The Class is Greener on the Other Side: How Private Donations to Public Schools Play into Fair Funding
Abigail Margaret Frisch
PDF

It has been observed that forays into public education finance resemble Russian novels-“long, tedious, and everybody dies in the end.” On any given day, dozens of news stories describe schools nationwide struggling to make ends meet. And, just as “each unhappy family is unhappy in its own way,” each underfunded school is underfunded in its own complicated way. Funding for public education comes from many places, chief among them local property taxes, at least historically. States-which bear primary responsibility for administering their education systems-and private litigants have struggled for over sixty years to produce funding formulas that weaken the link between a community’s wealth, as measured by property taxes, and the quality of its education.

Alongside that trend to develop more equitable public funding, another trend began to emerge, in the form of increased public school reliance on sophisticated private fundraising organizations. Studies show that these organizations are unequally distributed along socioeconomic lines, leading many to conclude that they foster exactly the sort of inequitable public school resources that states have been trying to stifle.

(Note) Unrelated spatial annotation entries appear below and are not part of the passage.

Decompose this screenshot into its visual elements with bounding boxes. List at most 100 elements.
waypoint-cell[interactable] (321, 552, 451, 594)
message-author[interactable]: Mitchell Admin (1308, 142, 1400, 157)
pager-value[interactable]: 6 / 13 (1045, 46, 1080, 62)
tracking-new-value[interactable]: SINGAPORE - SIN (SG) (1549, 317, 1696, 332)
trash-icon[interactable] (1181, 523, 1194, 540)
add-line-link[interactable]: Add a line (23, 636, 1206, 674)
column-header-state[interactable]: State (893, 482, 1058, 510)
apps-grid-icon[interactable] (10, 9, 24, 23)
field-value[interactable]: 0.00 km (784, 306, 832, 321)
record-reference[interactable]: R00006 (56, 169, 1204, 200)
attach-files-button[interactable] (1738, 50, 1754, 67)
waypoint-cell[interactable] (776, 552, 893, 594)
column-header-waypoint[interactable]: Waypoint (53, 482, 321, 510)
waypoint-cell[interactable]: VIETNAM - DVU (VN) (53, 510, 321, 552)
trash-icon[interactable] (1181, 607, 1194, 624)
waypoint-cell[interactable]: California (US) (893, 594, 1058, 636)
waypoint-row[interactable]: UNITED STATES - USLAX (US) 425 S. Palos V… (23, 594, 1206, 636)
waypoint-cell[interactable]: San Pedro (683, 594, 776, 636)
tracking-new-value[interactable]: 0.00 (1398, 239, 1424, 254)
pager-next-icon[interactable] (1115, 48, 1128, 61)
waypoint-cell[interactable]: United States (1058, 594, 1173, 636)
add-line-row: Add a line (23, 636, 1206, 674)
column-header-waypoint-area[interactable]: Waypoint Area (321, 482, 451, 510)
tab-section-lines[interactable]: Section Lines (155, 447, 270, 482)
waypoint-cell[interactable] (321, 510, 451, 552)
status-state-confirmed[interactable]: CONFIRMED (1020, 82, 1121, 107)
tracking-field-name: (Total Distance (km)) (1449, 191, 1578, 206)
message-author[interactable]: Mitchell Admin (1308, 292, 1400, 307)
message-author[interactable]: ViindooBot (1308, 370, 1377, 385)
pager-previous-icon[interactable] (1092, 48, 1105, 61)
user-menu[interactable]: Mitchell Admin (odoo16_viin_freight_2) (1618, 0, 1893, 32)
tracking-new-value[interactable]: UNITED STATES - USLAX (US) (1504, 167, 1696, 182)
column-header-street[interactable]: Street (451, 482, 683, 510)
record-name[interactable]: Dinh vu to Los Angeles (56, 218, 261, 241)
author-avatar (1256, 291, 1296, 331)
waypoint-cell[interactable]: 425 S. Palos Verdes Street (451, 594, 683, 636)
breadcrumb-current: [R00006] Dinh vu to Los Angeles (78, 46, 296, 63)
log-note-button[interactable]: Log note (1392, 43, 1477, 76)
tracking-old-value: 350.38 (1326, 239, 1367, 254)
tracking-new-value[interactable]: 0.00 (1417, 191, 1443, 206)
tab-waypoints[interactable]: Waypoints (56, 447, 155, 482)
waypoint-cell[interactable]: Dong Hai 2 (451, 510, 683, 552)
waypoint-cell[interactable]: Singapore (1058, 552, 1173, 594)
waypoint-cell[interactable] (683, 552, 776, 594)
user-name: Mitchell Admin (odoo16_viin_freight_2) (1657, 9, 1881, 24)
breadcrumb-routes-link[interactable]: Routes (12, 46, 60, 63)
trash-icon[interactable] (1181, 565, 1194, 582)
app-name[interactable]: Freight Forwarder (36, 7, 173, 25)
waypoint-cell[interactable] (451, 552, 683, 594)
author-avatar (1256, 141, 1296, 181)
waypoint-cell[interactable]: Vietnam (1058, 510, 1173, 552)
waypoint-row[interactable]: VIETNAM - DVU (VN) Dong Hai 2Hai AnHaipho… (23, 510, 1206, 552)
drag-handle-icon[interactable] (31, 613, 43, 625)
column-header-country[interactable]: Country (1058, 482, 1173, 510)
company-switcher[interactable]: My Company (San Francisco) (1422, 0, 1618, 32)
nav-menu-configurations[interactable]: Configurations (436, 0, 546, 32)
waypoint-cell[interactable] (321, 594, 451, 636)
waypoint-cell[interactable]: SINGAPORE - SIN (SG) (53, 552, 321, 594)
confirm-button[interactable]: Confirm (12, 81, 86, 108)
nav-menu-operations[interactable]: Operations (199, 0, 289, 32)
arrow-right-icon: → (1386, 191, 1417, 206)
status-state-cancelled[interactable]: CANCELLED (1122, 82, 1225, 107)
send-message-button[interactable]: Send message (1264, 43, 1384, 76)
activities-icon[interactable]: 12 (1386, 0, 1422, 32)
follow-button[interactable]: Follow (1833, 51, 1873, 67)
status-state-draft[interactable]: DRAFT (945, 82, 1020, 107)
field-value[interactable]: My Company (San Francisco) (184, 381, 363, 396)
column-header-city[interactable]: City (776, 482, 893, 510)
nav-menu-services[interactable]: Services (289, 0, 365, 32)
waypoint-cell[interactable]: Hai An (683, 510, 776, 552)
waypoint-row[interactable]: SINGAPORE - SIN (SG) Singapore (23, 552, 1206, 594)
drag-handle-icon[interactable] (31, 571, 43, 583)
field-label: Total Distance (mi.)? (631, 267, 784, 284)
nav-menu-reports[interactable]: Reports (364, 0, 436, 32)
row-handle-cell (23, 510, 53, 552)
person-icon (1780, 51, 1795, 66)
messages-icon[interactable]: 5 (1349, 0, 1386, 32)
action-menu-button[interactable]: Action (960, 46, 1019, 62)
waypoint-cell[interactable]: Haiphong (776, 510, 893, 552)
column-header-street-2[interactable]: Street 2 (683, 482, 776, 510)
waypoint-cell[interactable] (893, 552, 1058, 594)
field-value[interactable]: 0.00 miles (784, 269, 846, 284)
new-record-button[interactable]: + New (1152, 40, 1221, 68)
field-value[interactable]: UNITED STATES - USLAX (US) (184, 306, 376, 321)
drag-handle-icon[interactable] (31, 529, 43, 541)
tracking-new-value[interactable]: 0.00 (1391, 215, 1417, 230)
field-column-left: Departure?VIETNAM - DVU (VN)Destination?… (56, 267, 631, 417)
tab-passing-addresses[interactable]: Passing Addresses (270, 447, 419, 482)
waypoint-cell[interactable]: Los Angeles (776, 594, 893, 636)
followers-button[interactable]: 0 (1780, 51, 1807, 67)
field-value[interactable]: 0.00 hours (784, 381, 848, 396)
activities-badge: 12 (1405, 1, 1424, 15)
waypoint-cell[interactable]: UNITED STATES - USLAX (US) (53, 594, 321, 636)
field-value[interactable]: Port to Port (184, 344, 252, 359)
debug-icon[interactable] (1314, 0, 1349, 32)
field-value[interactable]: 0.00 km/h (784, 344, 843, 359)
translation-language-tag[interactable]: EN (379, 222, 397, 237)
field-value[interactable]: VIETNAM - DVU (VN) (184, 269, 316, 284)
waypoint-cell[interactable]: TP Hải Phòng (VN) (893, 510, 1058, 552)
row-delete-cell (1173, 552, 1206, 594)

Although there is not enough data to claim that this disrupts equitable funding efforts statewide or nationwide, these organizations continue to grow rapidly, and the existing anecdotal evidence of neighboring schools with dramatically different resources is troubling. Calls to prohibit such private donations are also troubling, however, as these donations are well intended and provide schools with necessary resources and community support.

Currently, no state-level regulations exist to provide guidance for how private donations might equitably exist within a publicly funded school system. This Note argues that it is time for state legislators to break this silence and proactively determine a statewide protocol for private donations that comports with their state’s mission to provide a high quality public education to children from all socioeconomic backgrounds. In doing so, this Note emphasizes that it is critical to avoid characterizing private donations as inherently good or inherently bad because solutions permitting unlimited private donations are as undesirable as solutions that completely eliminate them. State legislators are equipped to find an appropriate point on that spectrum, one which protects the valuable goal of providing public education to all children equitably but does not discourage the valuable benefits of local community support for public education.